Top U.S. and Iranian diplomats returned to talks Tuesday, seeking to resolve differences blocking a deal that would curtail Iran's nuclear program and ease sanctions on the country. Among the issues they're now contending with is a Republican letter warning that any deal could collapse the day President Barack Obama leaves office.

The discussions between Secretary of State John Kerry and Iranian Foreign Minister Mohammad Javad Zarif came after a senior U.S. official described Iranian diplomats twice confronting their American counterparts about last week's open letter to Iran's leaders written by freshman Sen. Tom Cotton of Arkansas and signed by 46 other GOP senators.

The letter came up in talks Sunday between senior U.S. and Iranian negotiators, the official said, and the Iranians raised it again in negotiations Monday led by Kerry and Zarif.

The official described the Republican intervention as a new challenge for negotiators facing an end-of-month deadline for a framework accord. Zarif confirmed that it was on his mind, telling Iranian state media: "It is necessary that the stance of the U.S. administration be defined about this move." The U.S. official wasn't authorized to speak publicly on the matter and briefed reporters on condition of anonymity.

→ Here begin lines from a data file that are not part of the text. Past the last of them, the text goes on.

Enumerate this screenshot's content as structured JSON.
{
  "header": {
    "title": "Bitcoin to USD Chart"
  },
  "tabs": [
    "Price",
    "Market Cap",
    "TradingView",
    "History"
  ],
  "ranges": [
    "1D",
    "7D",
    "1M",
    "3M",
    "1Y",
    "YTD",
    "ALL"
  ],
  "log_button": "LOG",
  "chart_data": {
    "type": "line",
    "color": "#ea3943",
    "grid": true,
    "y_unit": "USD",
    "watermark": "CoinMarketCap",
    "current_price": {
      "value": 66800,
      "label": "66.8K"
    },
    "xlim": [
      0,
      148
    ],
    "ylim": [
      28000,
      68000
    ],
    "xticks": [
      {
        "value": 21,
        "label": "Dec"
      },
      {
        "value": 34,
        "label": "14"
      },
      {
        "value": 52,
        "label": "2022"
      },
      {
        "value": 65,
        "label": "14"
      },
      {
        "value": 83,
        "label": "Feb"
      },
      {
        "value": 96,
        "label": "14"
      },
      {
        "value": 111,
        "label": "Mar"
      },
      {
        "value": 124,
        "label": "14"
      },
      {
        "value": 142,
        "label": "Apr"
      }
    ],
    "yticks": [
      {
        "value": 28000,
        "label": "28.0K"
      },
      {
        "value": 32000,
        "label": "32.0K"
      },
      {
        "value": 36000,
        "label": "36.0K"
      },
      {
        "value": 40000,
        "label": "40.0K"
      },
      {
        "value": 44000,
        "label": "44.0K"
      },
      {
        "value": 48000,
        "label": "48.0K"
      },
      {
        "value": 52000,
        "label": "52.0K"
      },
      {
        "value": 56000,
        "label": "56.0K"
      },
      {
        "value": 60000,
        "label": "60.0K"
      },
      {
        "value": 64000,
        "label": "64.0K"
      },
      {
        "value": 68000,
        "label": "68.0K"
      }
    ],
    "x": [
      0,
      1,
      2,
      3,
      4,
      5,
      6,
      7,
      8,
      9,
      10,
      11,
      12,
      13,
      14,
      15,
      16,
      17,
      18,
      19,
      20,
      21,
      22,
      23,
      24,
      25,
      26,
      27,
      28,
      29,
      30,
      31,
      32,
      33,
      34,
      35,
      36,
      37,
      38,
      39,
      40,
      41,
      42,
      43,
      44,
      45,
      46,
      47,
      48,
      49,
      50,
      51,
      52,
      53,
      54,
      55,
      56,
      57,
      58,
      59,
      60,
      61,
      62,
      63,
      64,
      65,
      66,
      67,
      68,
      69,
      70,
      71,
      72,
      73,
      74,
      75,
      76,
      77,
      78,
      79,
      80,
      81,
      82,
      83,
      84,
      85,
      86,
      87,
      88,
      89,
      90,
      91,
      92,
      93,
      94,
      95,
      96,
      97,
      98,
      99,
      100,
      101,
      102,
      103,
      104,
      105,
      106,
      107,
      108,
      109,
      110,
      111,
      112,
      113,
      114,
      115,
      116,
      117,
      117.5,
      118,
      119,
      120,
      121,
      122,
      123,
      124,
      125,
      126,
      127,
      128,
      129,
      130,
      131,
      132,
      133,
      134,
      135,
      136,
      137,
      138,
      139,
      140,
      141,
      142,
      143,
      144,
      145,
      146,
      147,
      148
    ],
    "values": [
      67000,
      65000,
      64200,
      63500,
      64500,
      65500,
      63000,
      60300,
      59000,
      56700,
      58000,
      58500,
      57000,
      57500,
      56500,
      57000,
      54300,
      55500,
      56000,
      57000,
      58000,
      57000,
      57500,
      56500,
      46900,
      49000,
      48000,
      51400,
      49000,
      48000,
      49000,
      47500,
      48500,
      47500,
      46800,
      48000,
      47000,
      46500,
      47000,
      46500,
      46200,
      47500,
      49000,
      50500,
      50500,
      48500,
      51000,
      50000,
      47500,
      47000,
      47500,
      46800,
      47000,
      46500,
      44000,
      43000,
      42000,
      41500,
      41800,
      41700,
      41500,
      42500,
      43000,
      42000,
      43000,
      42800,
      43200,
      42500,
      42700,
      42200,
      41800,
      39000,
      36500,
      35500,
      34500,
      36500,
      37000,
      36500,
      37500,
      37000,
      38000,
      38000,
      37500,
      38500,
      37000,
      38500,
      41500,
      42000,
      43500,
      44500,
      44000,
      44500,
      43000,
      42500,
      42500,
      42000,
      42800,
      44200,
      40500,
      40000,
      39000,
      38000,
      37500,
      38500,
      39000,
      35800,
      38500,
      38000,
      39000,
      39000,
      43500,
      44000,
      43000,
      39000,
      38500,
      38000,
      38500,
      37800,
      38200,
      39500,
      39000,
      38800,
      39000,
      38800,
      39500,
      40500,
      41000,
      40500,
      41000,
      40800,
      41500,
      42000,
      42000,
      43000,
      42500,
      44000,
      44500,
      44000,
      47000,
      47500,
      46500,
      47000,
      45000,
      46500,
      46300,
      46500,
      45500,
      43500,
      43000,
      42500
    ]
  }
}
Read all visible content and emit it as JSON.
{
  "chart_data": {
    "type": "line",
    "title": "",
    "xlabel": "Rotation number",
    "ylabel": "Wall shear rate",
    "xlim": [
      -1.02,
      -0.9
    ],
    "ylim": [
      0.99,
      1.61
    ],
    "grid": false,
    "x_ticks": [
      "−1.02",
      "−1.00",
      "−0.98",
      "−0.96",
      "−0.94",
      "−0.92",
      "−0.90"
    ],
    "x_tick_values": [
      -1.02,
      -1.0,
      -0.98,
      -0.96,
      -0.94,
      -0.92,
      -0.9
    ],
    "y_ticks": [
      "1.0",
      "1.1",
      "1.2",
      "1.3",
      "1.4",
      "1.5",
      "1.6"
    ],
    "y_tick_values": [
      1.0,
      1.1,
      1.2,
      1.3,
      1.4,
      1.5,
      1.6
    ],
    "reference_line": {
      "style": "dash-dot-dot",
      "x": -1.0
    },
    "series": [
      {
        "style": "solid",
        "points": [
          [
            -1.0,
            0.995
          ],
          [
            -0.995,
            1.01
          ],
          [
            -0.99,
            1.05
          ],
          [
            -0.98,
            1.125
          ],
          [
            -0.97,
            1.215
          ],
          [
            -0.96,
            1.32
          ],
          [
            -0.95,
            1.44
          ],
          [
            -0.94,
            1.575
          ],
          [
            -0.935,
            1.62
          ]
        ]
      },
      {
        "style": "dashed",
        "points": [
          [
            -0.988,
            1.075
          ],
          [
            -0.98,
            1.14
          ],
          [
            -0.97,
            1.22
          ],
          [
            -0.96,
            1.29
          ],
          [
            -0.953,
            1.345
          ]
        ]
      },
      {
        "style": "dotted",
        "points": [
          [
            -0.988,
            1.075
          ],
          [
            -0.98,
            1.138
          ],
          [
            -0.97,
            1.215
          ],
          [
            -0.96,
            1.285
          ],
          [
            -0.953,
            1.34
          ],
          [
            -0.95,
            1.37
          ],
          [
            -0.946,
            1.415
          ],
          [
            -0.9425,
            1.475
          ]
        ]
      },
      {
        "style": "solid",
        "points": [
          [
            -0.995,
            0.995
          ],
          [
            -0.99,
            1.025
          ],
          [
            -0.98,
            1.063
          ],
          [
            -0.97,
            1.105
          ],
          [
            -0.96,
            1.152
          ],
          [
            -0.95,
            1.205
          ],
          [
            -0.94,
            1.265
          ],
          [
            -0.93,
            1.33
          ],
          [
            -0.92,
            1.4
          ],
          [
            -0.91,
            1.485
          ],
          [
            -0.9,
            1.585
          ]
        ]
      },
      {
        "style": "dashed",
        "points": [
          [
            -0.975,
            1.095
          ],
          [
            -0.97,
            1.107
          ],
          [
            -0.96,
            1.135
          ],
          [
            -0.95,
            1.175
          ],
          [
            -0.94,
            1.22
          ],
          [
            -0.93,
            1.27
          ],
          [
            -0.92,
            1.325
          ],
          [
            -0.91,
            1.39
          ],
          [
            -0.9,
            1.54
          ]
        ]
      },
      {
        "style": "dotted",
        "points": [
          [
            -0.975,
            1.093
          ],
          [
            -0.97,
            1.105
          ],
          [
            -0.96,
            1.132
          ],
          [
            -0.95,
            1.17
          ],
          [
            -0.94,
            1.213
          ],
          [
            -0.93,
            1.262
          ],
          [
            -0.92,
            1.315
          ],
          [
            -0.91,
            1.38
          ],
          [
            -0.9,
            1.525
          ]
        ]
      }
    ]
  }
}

Kerry and Zarif met for nearly five hours in the Swiss city of Lausanne Monday, before the Iranians departed for Brussels for talks with European negotiators.

There, EU foreign policy chief Federica Mogherini said "we are entering a crucial time, a crucial two weeks." German Foreign Minister Frank-Walter Steinmeier said after "more than 10 years of negotiations, we should seize this opportunity." British Foreign Secretary Philip Hammond said all sides were committed to trying. China, France and Russia are also involved in the negotiations.

As U.S.-Iranian talks resumed Tuesday in Lausanne, the Republican letter threatened to cast a shadow on the negotiation. The senior American official wouldn't say how much time the sides spent talking about it in the last two days, but since the letter's release seven days ago, the Iranians have called it a propaganda ploy and highlighted the internal U.S. division.

Republicans argue a deal would be insufficient and unenforceable, allowing Iran to eventually become a nuclear-armed state. To that end, they've delivered a series of proposals to undercut or block an agreement, including ones that would require Senate say-so on a deal and order new sanctions against Iran while negotiations are underway.

Cotton's letter, the administration and congressional Democrats argue, went further, interfering in the president's execution of U.S. foreign policy. The letter, styled as a U.S. civics lesson, warned Iranian leaders that any deal negotiated by the current administration could be tossed by Obama's successor.

Obama and other officials insist they're not going to make any deal that would allow Iran to acquire nuclear weapons. And the senior U.S. official emphasized that in the end, the talks and a potential agreement depend on Iran showing the world that its nuclear program is exclusively peaceful. The goal for a full accord is the end of June.

The deal taking shape would limit Iran's uranium enrichment and other nuclear activity for at least a decade, with the restrictions slowly lifted over several years. Washington and other world powers also would gradually scale back sanctions that have crippled the Iranian economy. Tehran says it is only interested in peaceful energy generation and medical research, but much of the world suspects it harbors nuclear weapons ambitions.